James Daunton is a gentleman and lawyer. In polite company he plays down his Irish roots, but a predilection for drink and gambling lead him to a point where he will lose his place in society. His involvement with a Catholic priest, a childhood friend, brings him into conflict with the city's most powerful criminal, which escalates when he accidentally kills one of the gang boss's men. He discovers the man he thought his best friend is a blackmailer, cheat and conman who has robbed him of everything and set him up for the attack which led to the death. Partly by chance he recruits a small team of friends and allies, the priest, an American sailor, a doctor struggling to make his mark, a struggling actress and a former safecracker he once defended against a bogus charge. All have two things in common – a secret they are unwilling to talk about and a desire to break the gangster's grip. But to do this, they must themselves go outside the law.
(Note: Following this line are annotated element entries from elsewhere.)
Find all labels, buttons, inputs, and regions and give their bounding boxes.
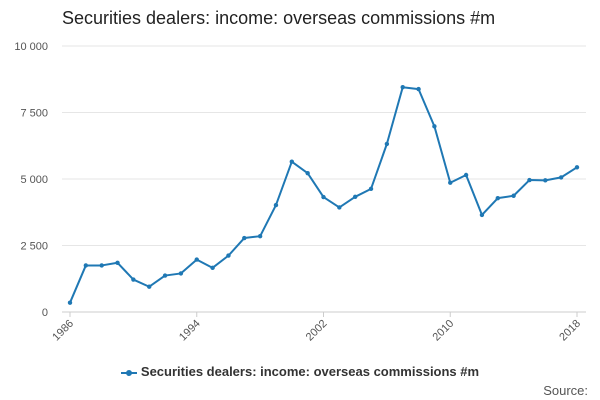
data-point[interactable] [67,300,73,305]
y-tick-label: 2 500 [20,241,48,253]
data-point[interactable] [543,178,548,183]
data-point[interactable] [257,233,263,239]
y-tick-label: 10 000 [14,41,48,53]
series-group [67,85,580,305]
data-point[interactable] [242,235,247,241]
data-point[interactable] [162,273,168,278]
x-tick-label: 1994 [177,318,203,344]
data-point[interactable] [273,202,279,208]
x-axis: 1986 1994 2002 2010 2018 [50,312,583,343]
data-point[interactable] [147,284,152,289]
data-point[interactable] [210,265,215,271]
data-point[interactable] [226,253,231,258]
data-point[interactable] [511,193,516,198]
legend-label: Securities dealers: income: overseas com… [140,364,480,379]
x-tick-label: 2010 [431,318,457,344]
data-point[interactable] [400,85,405,90]
data-point[interactable] [194,257,199,262]
data-point[interactable] [416,86,421,92]
data-point[interactable] [337,205,342,210]
data-point[interactable] [178,271,184,276]
data-point[interactable] [368,186,374,192]
data-point[interactable] [352,194,358,200]
data-point[interactable] [83,263,89,268]
y-tick-label: 0 [42,307,48,319]
x-tick-label: 2002 [304,318,330,344]
legend-swatch [120,368,137,378]
data-point[interactable] [305,170,310,176]
data-point[interactable] [321,194,326,200]
data-point[interactable] [384,141,390,147]
legend[interactable]: Securities dealers: income: overseas com… [0,364,600,379]
data-point[interactable] [99,263,104,268]
data-point[interactable] [527,177,532,183]
x-tick-label: 2018 [557,318,583,344]
y-tick-label: 7 500 [20,108,48,120]
y-tick-label: 5 000 [20,174,48,186]
y-axis-tick-labels: 0 2 500 5 000 7 500 10 000 [14,41,48,319]
chart-title: Securities dealers: income: overseas com… [62,8,496,28]
data-point[interactable] [131,277,136,282]
data-point[interactable] [558,175,564,180]
x-tick-label: 1986 [50,318,76,344]
source-label: Source: [543,383,588,398]
data-point[interactable] [448,180,453,185]
data-point[interactable] [432,124,437,129]
data-point[interactable] [479,212,485,218]
gridlines [62,45,586,313]
data-point[interactable] [289,159,295,164]
data-point[interactable] [115,260,120,265]
data-point[interactable] [495,195,500,201]
data-point[interactable] [463,172,469,178]
data-point[interactable] [574,165,580,170]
The jacket blurb describes the book as a tale of murder, but this story of a man forced by circumstance to learn to trust in an atmosphere of betrayal and to dig deep to discover his true self is almost a West Country Western, its plot owing much to the moral stance of High Noon, as Daunton discovers the truth of the statement: Inheritance and upbringing might make us who we are, but it is the decisions we make that determine what we become.

A careful and selective use of locations and historical fact – many of the characters actually existed – blended with believable action and an impressive understanding of Victorian life with all its faults and contradictions and an ability to put them into words make this a serious, but worthwhile and enjoyable read.

One caveat. No doubt smaller publishing houses need to watch costs, but a small typeface does this otherwise outstanding book no favours. Many readers will undoubtedly find what should be a cracking read unnecessarily hard work as a result.

§John Cleal is a former soldier and journalist with an interest in medieval history. He divides his time between France and England.